Było nas około setki, po połowie dziewcząt i chłopców, bo w socjalizmie szkolenia paramilitarne były unisex. Najbardziej prowokacyjne i zdecydowanie najhojniej obdarzone przez naturę były młode Niemki.

Tu zaczął się wybór dramatyczny. Półfinałowy mecz Espana '82 przegrany przez Polskę z Włochami 0:2 zdążyliśmy jeszcze obejrzeć w Polsce. Mecz z Francją o trzecie miejsce wypadł jednak już pierwszego wieczora na obozie, kiedy byliśmy niesłychanie podekscytowani pełnowymiarową strzelnicą, faktem, że boisko piłkarskie wysypane jest czarnym żwirkiem, oraz tym, że natryski chłopców przylegają do dziewczęcych i oddzielone są od siebie ścianą z szarych desek pełną łatwych do wybicia sęków.

Podczas gdy tłum kłębił się wokół jedynego na obozie czarno-białego telewizora, my, czyli chatka numer 6 , ruszyliśmy chyłkiem do umywalni, by przez wybite w deskach otwory zaznajomić się z prawdziwą naturą wschodnioniemieckiej kobiecości.

Niestety, naszym instruktorom znana była stalinowska zasada „ufać, ale kontrolować" oraz haniebny stan techniczny ściany w umywalni.

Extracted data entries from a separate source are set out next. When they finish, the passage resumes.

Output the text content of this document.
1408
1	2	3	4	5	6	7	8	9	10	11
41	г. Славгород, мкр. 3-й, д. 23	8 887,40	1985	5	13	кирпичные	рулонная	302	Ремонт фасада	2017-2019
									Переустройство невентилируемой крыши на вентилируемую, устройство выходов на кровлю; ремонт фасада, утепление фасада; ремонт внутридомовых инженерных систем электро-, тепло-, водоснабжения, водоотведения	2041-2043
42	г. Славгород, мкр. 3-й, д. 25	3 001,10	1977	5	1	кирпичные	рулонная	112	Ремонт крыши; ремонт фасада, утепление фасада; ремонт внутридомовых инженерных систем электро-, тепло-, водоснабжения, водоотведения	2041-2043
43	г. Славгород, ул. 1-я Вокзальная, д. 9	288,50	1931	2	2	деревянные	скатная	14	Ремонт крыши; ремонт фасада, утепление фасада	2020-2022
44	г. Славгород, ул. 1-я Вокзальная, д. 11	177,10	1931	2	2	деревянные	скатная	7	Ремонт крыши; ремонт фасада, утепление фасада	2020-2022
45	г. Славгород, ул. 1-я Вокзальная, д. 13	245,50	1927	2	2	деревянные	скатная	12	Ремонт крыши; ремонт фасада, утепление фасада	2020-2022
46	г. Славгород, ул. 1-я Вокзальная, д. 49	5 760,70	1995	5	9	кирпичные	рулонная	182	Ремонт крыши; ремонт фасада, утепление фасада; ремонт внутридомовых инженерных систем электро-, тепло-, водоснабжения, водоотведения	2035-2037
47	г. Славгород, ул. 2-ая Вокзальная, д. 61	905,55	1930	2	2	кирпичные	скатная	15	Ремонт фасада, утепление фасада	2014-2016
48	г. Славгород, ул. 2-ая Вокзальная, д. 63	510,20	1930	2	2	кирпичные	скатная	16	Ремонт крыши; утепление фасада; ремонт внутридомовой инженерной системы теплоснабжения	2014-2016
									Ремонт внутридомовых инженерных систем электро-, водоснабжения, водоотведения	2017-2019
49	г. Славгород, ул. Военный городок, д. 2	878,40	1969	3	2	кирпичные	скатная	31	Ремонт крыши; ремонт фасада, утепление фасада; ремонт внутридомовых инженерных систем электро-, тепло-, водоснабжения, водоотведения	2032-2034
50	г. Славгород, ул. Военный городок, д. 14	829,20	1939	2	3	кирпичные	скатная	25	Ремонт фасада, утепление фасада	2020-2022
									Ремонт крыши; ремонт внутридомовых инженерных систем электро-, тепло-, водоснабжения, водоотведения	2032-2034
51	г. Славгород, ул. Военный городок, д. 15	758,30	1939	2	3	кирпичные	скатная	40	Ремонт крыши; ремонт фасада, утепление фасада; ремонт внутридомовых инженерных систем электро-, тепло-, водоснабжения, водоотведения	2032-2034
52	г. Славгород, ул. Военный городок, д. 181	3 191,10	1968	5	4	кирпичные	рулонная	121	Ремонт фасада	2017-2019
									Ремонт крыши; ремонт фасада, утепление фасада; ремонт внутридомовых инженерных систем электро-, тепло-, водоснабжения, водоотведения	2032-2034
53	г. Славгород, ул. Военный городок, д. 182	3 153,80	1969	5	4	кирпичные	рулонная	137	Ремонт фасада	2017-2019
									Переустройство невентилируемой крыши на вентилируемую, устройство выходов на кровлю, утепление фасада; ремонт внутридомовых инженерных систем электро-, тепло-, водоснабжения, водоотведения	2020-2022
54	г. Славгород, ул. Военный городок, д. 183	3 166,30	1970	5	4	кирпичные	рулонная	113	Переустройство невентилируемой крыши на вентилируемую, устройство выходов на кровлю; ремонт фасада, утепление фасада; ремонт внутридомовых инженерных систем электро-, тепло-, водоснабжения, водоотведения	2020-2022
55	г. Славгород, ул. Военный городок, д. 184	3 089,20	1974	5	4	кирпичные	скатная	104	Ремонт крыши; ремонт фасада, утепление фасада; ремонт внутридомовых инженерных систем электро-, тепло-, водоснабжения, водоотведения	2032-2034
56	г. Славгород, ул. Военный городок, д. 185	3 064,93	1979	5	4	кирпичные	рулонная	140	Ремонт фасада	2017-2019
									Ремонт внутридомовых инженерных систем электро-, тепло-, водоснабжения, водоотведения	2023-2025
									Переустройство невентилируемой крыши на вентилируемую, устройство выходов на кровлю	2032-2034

Mimo półgodzinnego kluczenia wśród drzew nie udało nam się zmylić czujności wychowawców strzegących dziewczęcych natrysków.

Rzecz zakończyła się dla nas sromotną klęską – zdemaskowani jako osobnicy do szczętu zdemoralizowani zostaliśmy odesłani do chatki numer 6, i tak nie zobaczyliśmy ani meczu, ani berlińskich i lipskich delicji.

Lata później, gdy dzięki najpierw kasetom wideo, a potem płytom DVD można było już obejrzeć dowolny archiwalny mecz, powziąłem byłem szczere postanowienie uzupełnienia braków w edukacji futbolowej. Mundial '78 znałem na pamięć, podobnie jak nieszczęsne mistrzostwa z roku 1986, czyli początek klątwy Bońka.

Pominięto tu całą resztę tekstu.